Antimotility antidiarrhoeals are opiates and work by slowing down intestinal muscle contractions, and therefore the motility (movement) of your gut. This reduces the speed your digested food travels through your gut, allowing more water to be absorbed back into your body. This means you have more formed poo and need to go less often. Opiate medicines are generally not intended for long-term use as they can cause dependency and addiction. 

Loperamide is a commonly used antimotility antidiarrhoeal. It is available as tablets, capsules and liquids, and can be bought over-the-counter, or prescribed. Brands include:

  • Imodium
  • Dioraleze

Sometimes loperamide is combined with an anti-foaming agent used to treat excess gas called simethicone. 

Unlike other opiates, loperamide does not cross the blood-brain barrier and therefore does not relieve pain, and is less likely to cause dependency or addiction.

Diphenoxylate works in a similar way to loperamide, by slowing the motility of your gut. It is often combined with a medicine called atropine which is an antispasmodic, meaning it reduces muscle spasms within the gut. Brands include:

  • Lomotil
  • Lomocot

Codeine is also used to treat diarrhoea but along with diphenoxylate, long-term use can result in dependency and addiction and so may not be suitable to be used for chronic diarrhoea.

Side effects of antimotility medicines include:

  • Abdominal pain
  • Dry mouth
  • Drowsiness
  • Dizziness
  • Constipation 
  • Nausea and vomiting 

If you experience some of these side effects, you may need to avoid driving whilst taking these medicines.

Antisecretory medicines

Less commonly used in the UK than antimotility medicines, antisecretory antidiarrhoeals work by reducing the amount of water entering your bowels, meaning your poo contains less liquid and can pass more slowly through your bowel. They are designed to be used alongside rehydration treatment. 

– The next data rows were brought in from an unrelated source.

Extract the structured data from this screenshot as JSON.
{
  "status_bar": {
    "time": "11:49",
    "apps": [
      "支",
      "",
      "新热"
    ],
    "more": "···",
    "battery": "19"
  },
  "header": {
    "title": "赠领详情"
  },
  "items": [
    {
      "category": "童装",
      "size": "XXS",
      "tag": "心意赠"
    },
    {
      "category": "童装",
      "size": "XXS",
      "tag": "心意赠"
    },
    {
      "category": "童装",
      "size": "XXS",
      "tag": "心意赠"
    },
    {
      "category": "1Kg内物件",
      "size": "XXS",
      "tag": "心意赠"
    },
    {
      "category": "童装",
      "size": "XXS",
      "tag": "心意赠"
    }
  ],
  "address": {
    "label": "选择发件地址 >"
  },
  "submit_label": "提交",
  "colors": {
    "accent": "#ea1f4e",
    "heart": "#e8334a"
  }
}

Racecadotril, known by brand name Hidrasec, reduces the amount of watery secretions that are produced by your intestines. This helps to make your poo less liquid, and also reduces the amount of fluid your body loses. 

Side effects with racecadotril are uncommon, however you may experience skin reaction or rashes. You can find more information in the patient information leaflet.

Adsorbent medicines

Adsorbent anti-diarrhoea medicines are thought to work by binding to toxic chemicals produced by bacteria which trigger inflammation, causing your small intestine to secrete excess fluid. 

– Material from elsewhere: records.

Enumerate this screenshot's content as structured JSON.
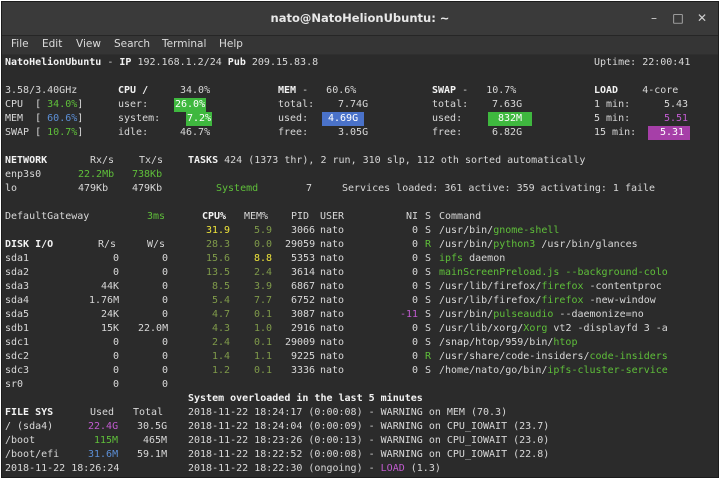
{
  "window": {
    "title": "nato@NatoHelionUbuntu: ~"
  },
  "menu": [
    "File",
    "Edit",
    "View",
    "Search",
    "Terminal",
    "Help"
  ],
  "header": {
    "host": "NatoHelionUbuntu",
    "ip_label": "IP",
    "ip": "192.168.1.2/24",
    "pub_label": "Pub",
    "pub": "209.15.83.8",
    "uptime_label": "Uptime:",
    "uptime": "22:00:41"
  },
  "cpu": {
    "freq": "3.58/3.40GHz",
    "label": "CPU",
    "total": "34.0%",
    "user_label": "user:",
    "user": "26.0%",
    "system_label": "system:",
    "system": "7.2%",
    "idle_label": "idle:",
    "idle": "46.7%",
    "quick_cpu_label": "CPU",
    "quick_cpu": "34.0%",
    "quick_mem_label": "MEM",
    "quick_mem": "60.6%",
    "quick_swap_label": "SWAP",
    "quick_swap": "10.7%"
  },
  "mem": {
    "label": "MEM",
    "pct": "60.6%",
    "total_label": "total:",
    "total": "7.74G",
    "used_label": "used:",
    "used": "4.69G",
    "free_label": "free:",
    "free": "3.05G"
  },
  "swap": {
    "label": "SWAP",
    "pct": "10.7%",
    "total_label": "total:",
    "total": "7.63G",
    "used_label": "used:",
    "used": "832M",
    "free_label": "free:",
    "free": "6.82G"
  },
  "load": {
    "label": "LOAD",
    "cores": "4-core",
    "m1_label": "1 min:",
    "m1": "5.43",
    "m5_label": "5 min:",
    "m5": "5.51",
    "m15_label": "15 min:",
    "m15": "5.31"
  },
  "network": {
    "label": "NETWORK",
    "rx_label": "Rx/s",
    "tx_label": "Tx/s",
    "rows": [
      {
        "iface": "enp3s0",
        "rx": "22.2Mb",
        "tx": "738Kb"
      },
      {
        "iface": "lo",
        "rx": "479Kb",
        "tx": "479Kb"
      }
    ]
  },
  "tasks": {
    "label": "TASKS",
    "summary": "424 (1373 thr), 2 run, 310 slp, 112 oth sorted automatically",
    "systemd": "Systemd",
    "systemd_count": "7",
    "services": "Services loaded: 361 active: 359 activating: 1 faile"
  },
  "gateway": {
    "label": "DefaultGateway",
    "value": "3ms"
  },
  "proc_header": {
    "cpu": "CPU%",
    "mem": "MEM%",
    "pid": "PID",
    "user": "USER",
    "ni": "NI",
    "s": "S",
    "cmd": "Command"
  },
  "processes": [
    {
      "cpu": "31.9",
      "mem": "5.9",
      "pid": "3066",
      "user": "nato",
      "ni": "0",
      "s": "S",
      "path": "/usr/bin/",
      "name": "gnome-shell",
      "args": ""
    },
    {
      "cpu": "28.3",
      "mem": "0.0",
      "pid": "29059",
      "user": "nato",
      "ni": "0",
      "s": "R",
      "path": "/usr/bin/",
      "name": "python3",
      "args": " /usr/bin/glances"
    },
    {
      "cpu": "15.6",
      "mem": "8.8",
      "pid": "5353",
      "user": "nato",
      "ni": "0",
      "s": "S",
      "path": "",
      "name": "ipfs",
      "args": " daemon"
    },
    {
      "cpu": "13.5",
      "mem": "2.4",
      "pid": "3614",
      "user": "nato",
      "ni": "0",
      "s": "S",
      "path": "",
      "name": "mainScreenPreload.js --background-colo",
      "args": ""
    },
    {
      "cpu": "8.5",
      "mem": "3.9",
      "pid": "6867",
      "user": "nato",
      "ni": "0",
      "s": "S",
      "path": "/usr/lib/firefox/",
      "name": "firefox",
      "args": " -contentproc"
    },
    {
      "cpu": "5.4",
      "mem": "7.7",
      "pid": "6752",
      "user": "nato",
      "ni": "0",
      "s": "S",
      "path": "/usr/lib/firefox/",
      "name": "firefox",
      "args": " -new-window"
    },
    {
      "cpu": "4.7",
      "mem": "0.1",
      "pid": "3087",
      "user": "nato",
      "ni": "-11",
      "s": "S",
      "path": "/usr/bin/",
      "name": "pulseaudio",
      "args": " --daemonize=no"
    },
    {
      "cpu": "4.3",
      "mem": "1.0",
      "pid": "2916",
      "user": "nato",
      "ni": "0",
      "s": "S",
      "path": "/usr/lib/xorg/",
      "name": "Xorg",
      "args": " vt2 -displayfd 3 -a"
    },
    {
      "cpu": "2.4",
      "mem": "0.1",
      "pid": "29009",
      "user": "nato",
      "ni": "0",
      "s": "S",
      "path": "/snap/htop/959/bin/",
      "name": "htop",
      "args": ""
    },
    {
      "cpu": "1.4",
      "mem": "1.1",
      "pid": "9225",
      "user": "nato",
      "ni": "0",
      "s": "R",
      "path": "/usr/share/code-insiders/",
      "name": "code-insiders",
      "args": ""
    },
    {
      "cpu": "1.2",
      "mem": "0.1",
      "pid": "3336",
      "user": "nato",
      "ni": "0",
      "s": "S",
      "path": "/home/nato/go/bin/",
      "name": "ipfs-cluster-service",
      "args": ""
    }
  ],
  "disk": {
    "label": "DISK I/O",
    "r_label": "R/s",
    "w_label": "W/s",
    "rows": [
      {
        "name": "sda1",
        "r": "0",
        "w": "0"
      },
      {
        "name": "sda2",
        "r": "0",
        "w": "0"
      },
      {
        "name": "sda3",
        "r": "44K",
        "w": "0"
      },
      {
        "name": "sda4",
        "r": "1.76M",
        "w": "0"
      },
      {
        "name": "sda5",
        "r": "24K",
        "w": "0"
      },
      {
        "name": "sdb1",
        "r": "15K",
        "w": "22.0M"
      },
      {
        "name": "sdc1",
        "r": "0",
        "w": "0"
      },
      {
        "name": "sdc2",
        "r": "0",
        "w": "0"
      },
      {
        "name": "sdc3",
        "r": "0",
        "w": "0"
      },
      {
        "name": "sr0",
        "r": "0",
        "w": "0"
      }
    ]
  },
  "fs": {
    "label": "FILE SYS",
    "used_label": "Used",
    "total_label": "Total",
    "rows": [
      {
        "name": "/ (sda4)",
        "used": "22.4G",
        "total": "30.5G"
      },
      {
        "name": "/boot",
        "used": "115M",
        "total": "465M"
      },
      {
        "name": "/boot/efi",
        "used": "31.6M",
        "total": "59.1M"
      }
    ]
  },
  "alerts": {
    "title": "System overloaded in the last 5 minutes",
    "rows": [
      {
        "time": "2018-11-22 18:24:17 (0:00:08)",
        "text": " - WARNING on MEM (70.3)",
        "key": ""
      },
      {
        "time": "2018-11-22 18:24:04 (0:00:09)",
        "text": " - WARNING on CPU_IOWAIT (23.7)",
        "key": ""
      },
      {
        "time": "2018-11-22 18:23:26 (0:00:13)",
        "text": " - WARNING on CPU_IOWAIT (23.0)",
        "key": ""
      },
      {
        "time": "2018-11-22 18:22:52 (0:00:08)",
        "text": " - WARNING on CPU_IOWAIT (22.8)",
        "key": ""
      },
      {
        "time": "2018-11-22 18:22:30 (ongoing)",
        "text": " - ",
        "key": "LOAD",
        "tail": " (1.3)"
      }
    ]
  },
  "footer_time": "2018-11-22 18:26:24",
  "colors": {
    "bg": "#2b2b2b",
    "green": "#5fbf3a",
    "box_green": "#3fb83f",
    "box_blue": "#4a72c9",
    "box_magenta": "#a63fa8",
    "magenta": "#c15bd0",
    "yellow": "#ede33a"
  }
}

Types of adsorbent antidiarrhoeals include:

  • Kaolin
  • Pectin
  • Bismuth subsalicylate 

Bismuth Subsalicylate

Bismuth subsalicylate is a commonly used over-the-counter antidiarrhoeal medicine available as chewable tablets, capsules or liquid medicine. It is also used to treat indigestion, upset stomach and nausea. Brands include:

  • Pepto-Bismol
  • Kaopectate

Bismuth salicylate can temporarily turn your tongue and your poo black, although this side effect will usually go away after stopping taking it.

Bile salt binders

If you have bile salt malabsorption resulting in diarrhoea, you might take bile salt binders. They work by absorbing the overflow bile salts before they reach your colon and cause diarrhoea. They can also interfere with the absorption of other medicines, so it is important to speak to your IBD team before taking them. Types of bile salt drugs include:

  • Cholestyramine (Questran, Prevalite) comes as a powder which you mix with water and drink
  • Colestipol (Colestid) comes as a powder or granules
  • Cholesvalam (Cholestagel) comes as tablets

Some people become constipated when taking these medicines, so you might need to adjust your dose to find the right one for you. Side effects can include indigestion, nausea, tummy pain and bloating.

Interactions between antidiarrhoeals and other medicines 

Taking antidiarrhoeals at the same time as other medicines can affect how they work, or increase the risk of side effects. These medicines include:

  • Antibiotics
  • HIV antiviral medicines
  • Some pain medicines
  • Blood thinning medicines
  • Medicines for gout and arthritis

Always speak to your doctor or IBD team before taking any kind of antidiarrhoeal medicine.

Funding to help in the production of this article was received from PredictSURE IBD, however they had no input into its content.